The donor closest to the mean in cluster 2 is Korea.
The donor closest to the mean in cluster 3 is Sweden.
The donor closest to the mean in cluster 4 is Slovenia.


#### 5.2.3 Analysis of original variables

In [95]:
original_vars_dac = original_data.merge(clusters_dac, on='Donor', how='inner')
var_fig_dac = show_variables(original_vars_dac, original_vars)

var_fig_dac.show()

In [96]:
# strip plot for publication in blog post with reduced number of variables
original_vars_dac2 = original_data.merge(clusters_dac, on='Donor', how='inner')
var_fig_dac2 = show_variables(original_vars_dac, original_vars_reduced)

var_fig_dac2.show()

## 6. Conclusion and ideas for improvement

This concludes the two-part project about using quantitative methods for developing a typology of aid donors. The final clustering might not yet be a robust typology. After all, we would have to do more to relate this project to a specific research question. However, the two parts of this post illustrate a process that can be applied to develop such a typology, or at least confirm or refute commonly used categorisations of aid donors. More iterations of this process would be necessary to arrive at a more advanced solution. It is also important to recognize that there is no guarantee to find a perfectly clean clustering structure as we are working with a real world data set.

Among the various steps in the process, I would highlight three aspects that deserve particular attention as they influence the clustering result the most:

First, the selection and transformation of variables can have a strong impact on the final clustering result. Variable selection presupposes a rigorous literature review and the formulation of a specific research question. This is the most time-consuming part of the work. Part I already contains a long section about data exploration; a more exhaustive implementation is beyond the scope of a blog post. Investing more work in the preparation of the data can improve the results of the PCA by storing more of the explained variance in fewer PCs and making the clustering result more interpretable.

Second, the analysis of the complete data set with all available donors struggled with the heterogeneity of donors. The initial data set is composed of DAC members, "Participants" and other donors reporting data to the DAC. It was difficult to integrate the largest number of donors possible without getting a result that simply opposes "core" DAC donors versus the rest. That is why the intra-DAC clustering yielded more interesting results. This boils down to the challenge of identifying outliers without simply considering all non-DAC donors as outliers.

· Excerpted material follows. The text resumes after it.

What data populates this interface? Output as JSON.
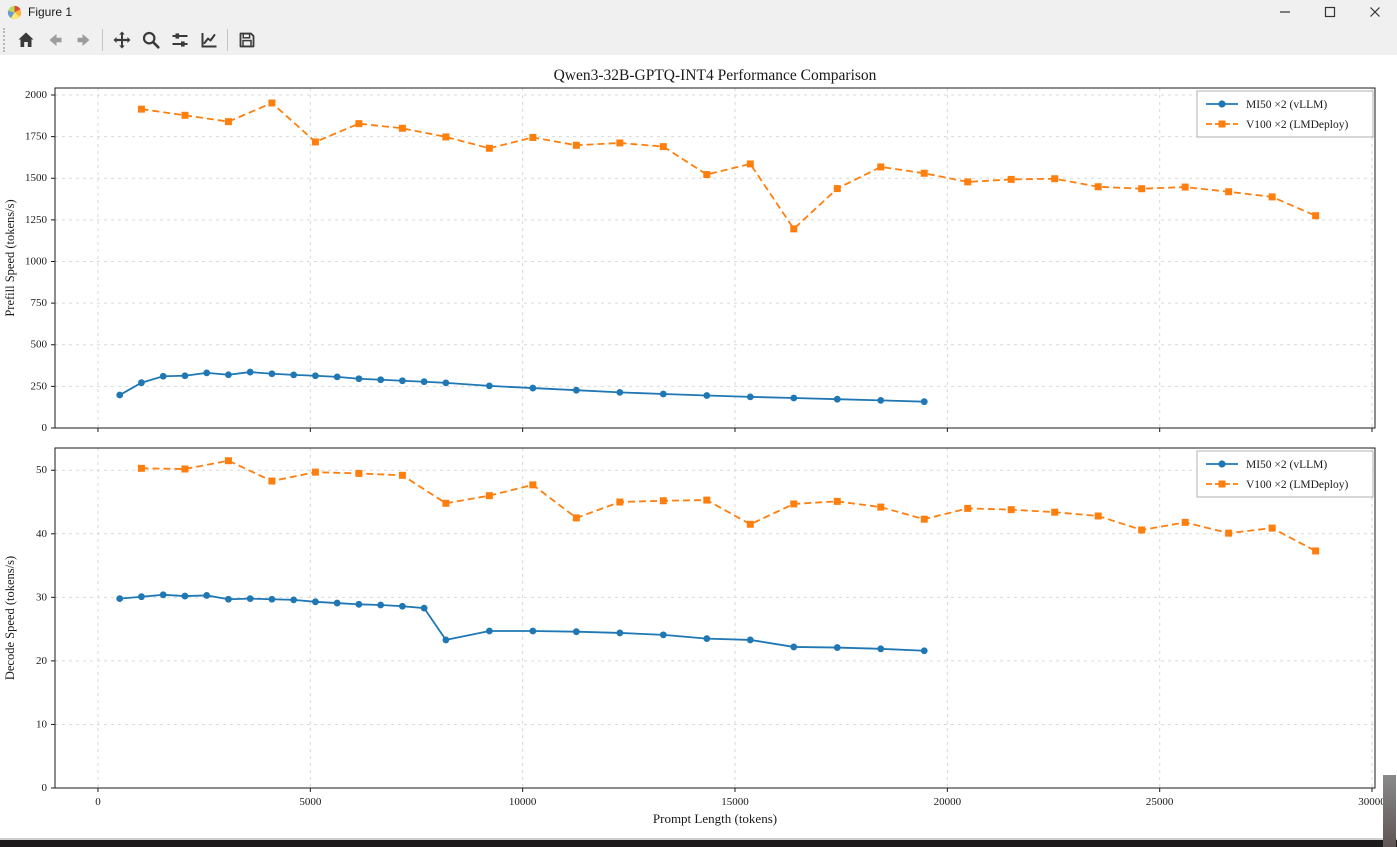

Third, the choice of the clustering method and the tuning of relevant parameters obviously influences the clustering result. As an additional step, sensitivity analysis with regard to alternative clustering solutions could improve the quality of the result. In this post, we have touched upon this by omitting France and Germany from the intra-DAC clustering to see if we get a more stable result. This could be done more systematically and would help to see what groups of donors persist across changes applied through different clustering methods and parameters.